Well, it’s official. I’ve finally decided that to make my goal weight by mid-June I am officially going to have to kind of… err… sort of… uugghh… maybe diet a bit! Yuck! That tasted bad evening writing down that hateful “d” word. I made it 6 months while staying on target or even getting ahead of my chart and have hit the longest of plateaus over the past 3 months. If I plan on “making it” to the finish line I have to actually cut back a bit. I’ve also just revamped my workout. In previous posts I had mentioned the glory of Jillian Michael’s Shred It Level 1. Well, now it’s Level 2 in addition to her 6 Weeks to 6 Pack Abs (if you want to die a painful workout death… do this. It’s killer! But amazing), and I am taking hour long Latin dance classes every Friday. I feel the combo should get me to where I need to be in the short bit of time I seem to have left. Sigh, sigh, and sigh again… however, I feel great! So, that’s the silver lining, and the hope for total “svelte-ness” is my dangling carrot. In my mind it’s super model status, however, reality strikes in the form of a possible thinner thigh, arm, and a true dream of 50% of Jillian Michael’s abs. We dream big here my friends. I mean BIG. I do indeed, dare to dream.

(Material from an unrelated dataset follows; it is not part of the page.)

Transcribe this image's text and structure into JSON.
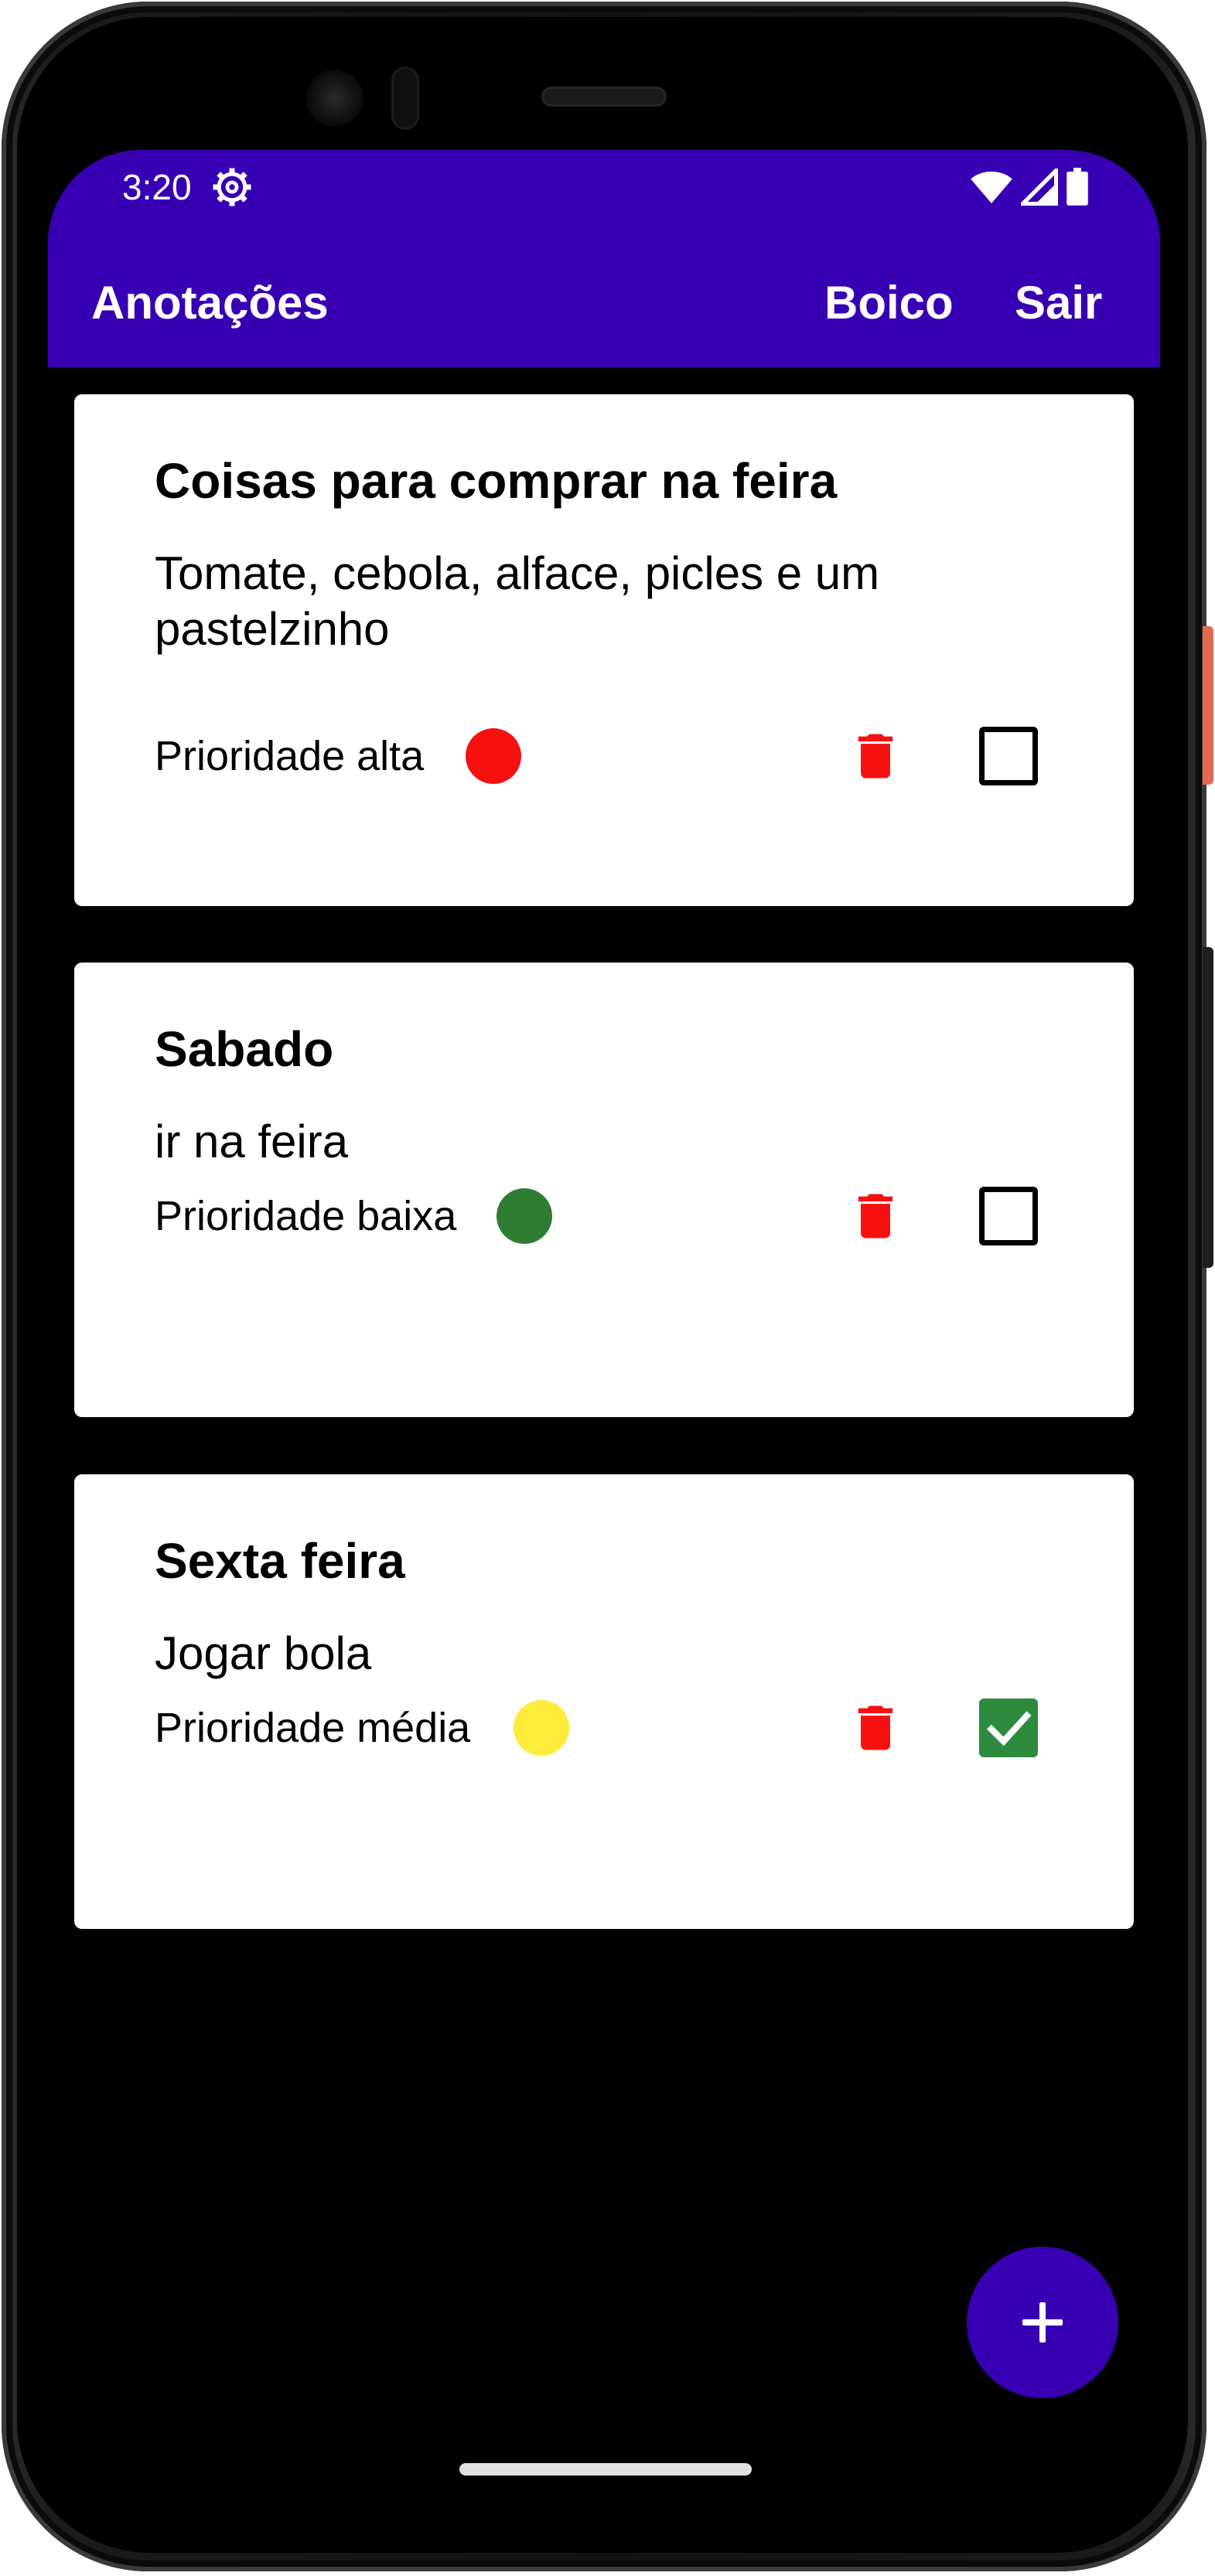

I start every morning with my G’s Oatmeal Smoothie recipe. My little man (Greyson) LOVES them, as do my husband and myself. Berries mixed with oatmeal, coconut milk, and yes, spinach! Don’t let this scare you! The spinach is masked by the coconut and the sweet fruit. An incredibly healthy and satisfying start to your day. Not to mention, I make it the night before so the oats have been fully soaked, it will be cold without having to add ice, and let’s face it, one less step to slow down your morning. Sold! Next, I arrive at work and have a small snack of almonds, walnuts, pumpkin seeds, and a clementine. I love all of them and they keep my belly content until a later snack or early lunch. I swallow this down with a cup of chrysanthemum tea with a dash of cayenne pepper, lemon juice, and an ever-so-small squeeze of agave. This is incredibly refreshing and easy to drink. After this, I return to the caffeine with a Jasmine Green Tea (I have a black coffee as soon as I arrive at work). For a small lunch or hefty snack, I have a whole wheat slice of bakery bread loaded with all kinds of delicious seeds, and I smother it in my homemade Classic Hummus after smashing some avocado on the bread (sometimes with a tomato or some cheese as well-all depends on how crazy I feel that day!). If I want to make this more of a lunch, I will have a heftier slice of my bread and it’s toppings plus I’ll tack on a salad or soup, like my Pesto Mushroom Salad or my Creamy Vegan Broccoli Soup. I’m not trying to pack the calories in but I definitely want to feel satisfied and really enjoy my food. What’s eating if we don’t love it?! My goal is to fuel my body with the “best” and enjoy it in the making. Simple, happy, delicious. Join me in my not-so-new morning mantra!